Duress can take other forms, unless we are really trying to differentiate general 'coercion' here.
Perhaps as an example of the blurred line; Pre-nup agreements sprung the day of the wedding, will not hold up in a US court with a competent lawyer challenging them.
You can try to call it 'economic' duress but any non-sociopath sees there are other factors at play.
That’s a really good point. Was this a prenuptial agreement? If it wasn’t May take is section 174 would apply and we would be talking about physical compulsion — and not “it’s a preferable economic situation to sign.”
somebody explained to me early on that you cannot have a contract to have a contract. either initial agreement must state this condition clearly or they are signing another contract at employment termination which is bringing these new terms. IDK why would anyone sign that at termination unless they dangle additional equity. I dont think this BS they are trying to pull would be enforceable at least in California. though IANAL obviously.
all this said, in bigger picture I can understand not divulging trade secrets but not being allowed to discuss company culture towards AI safety essentially tells me that all the Sama talk about the 'for the good of humanity' is total BS. at the end of day its about market share and bottom line.
You haven't worked with many contracts, have you?

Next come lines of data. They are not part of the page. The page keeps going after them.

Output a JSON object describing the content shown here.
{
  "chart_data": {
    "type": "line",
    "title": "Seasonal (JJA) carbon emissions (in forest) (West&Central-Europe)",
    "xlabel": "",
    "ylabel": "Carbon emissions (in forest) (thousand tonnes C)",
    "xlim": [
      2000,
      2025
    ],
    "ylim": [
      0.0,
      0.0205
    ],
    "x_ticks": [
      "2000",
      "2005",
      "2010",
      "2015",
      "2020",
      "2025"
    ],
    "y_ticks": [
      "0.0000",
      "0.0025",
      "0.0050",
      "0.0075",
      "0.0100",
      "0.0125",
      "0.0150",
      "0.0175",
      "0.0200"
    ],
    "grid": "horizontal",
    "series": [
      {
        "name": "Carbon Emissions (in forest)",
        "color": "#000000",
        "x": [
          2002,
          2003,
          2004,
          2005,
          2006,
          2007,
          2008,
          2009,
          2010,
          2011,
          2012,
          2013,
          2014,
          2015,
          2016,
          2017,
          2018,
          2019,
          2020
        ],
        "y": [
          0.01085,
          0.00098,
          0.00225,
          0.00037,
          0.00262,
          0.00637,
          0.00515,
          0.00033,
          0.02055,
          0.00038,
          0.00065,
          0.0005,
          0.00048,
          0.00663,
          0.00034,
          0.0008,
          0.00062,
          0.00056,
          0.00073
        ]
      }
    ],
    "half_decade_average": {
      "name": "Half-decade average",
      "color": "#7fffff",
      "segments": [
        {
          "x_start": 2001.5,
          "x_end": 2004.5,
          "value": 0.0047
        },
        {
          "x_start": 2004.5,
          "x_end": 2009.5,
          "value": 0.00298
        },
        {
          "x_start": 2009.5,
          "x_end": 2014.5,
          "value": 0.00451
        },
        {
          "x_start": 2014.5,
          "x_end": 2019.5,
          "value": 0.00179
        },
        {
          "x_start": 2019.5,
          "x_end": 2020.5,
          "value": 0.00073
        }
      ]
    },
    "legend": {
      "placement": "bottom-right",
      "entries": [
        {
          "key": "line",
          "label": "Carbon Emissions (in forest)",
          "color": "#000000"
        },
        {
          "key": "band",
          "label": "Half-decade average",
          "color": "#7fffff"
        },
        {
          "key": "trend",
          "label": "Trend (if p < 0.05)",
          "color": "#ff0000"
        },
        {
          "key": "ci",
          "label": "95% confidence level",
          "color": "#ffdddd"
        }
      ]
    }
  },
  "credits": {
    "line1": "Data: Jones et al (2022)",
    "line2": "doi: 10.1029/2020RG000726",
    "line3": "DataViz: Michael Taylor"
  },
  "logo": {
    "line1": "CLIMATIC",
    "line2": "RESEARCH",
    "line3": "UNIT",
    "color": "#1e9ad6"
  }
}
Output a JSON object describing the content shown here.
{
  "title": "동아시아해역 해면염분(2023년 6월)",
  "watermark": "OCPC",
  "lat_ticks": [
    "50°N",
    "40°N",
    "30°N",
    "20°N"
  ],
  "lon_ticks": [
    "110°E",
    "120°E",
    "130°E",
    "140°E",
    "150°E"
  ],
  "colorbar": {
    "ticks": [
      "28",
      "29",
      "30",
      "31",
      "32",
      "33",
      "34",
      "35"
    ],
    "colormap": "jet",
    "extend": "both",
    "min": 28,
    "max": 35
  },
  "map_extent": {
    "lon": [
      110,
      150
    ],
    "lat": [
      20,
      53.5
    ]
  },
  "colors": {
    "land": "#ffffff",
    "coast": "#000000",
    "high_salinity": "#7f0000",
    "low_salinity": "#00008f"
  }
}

Unenforceable clauses are the norm, most people are willing to follow them rather than risk having to fight them in court.
Typically there is no penalty - and contracts explicitly declare that all clauses are severable so that the rest of the contract remains valid even if one of the scare-clauses is found to be invalid. IANAL
Have you read the actual document or contracts? Opining on stuff you haven't actually read seems premature. Read the contract, then tell us which clause violates which statute, that's useful.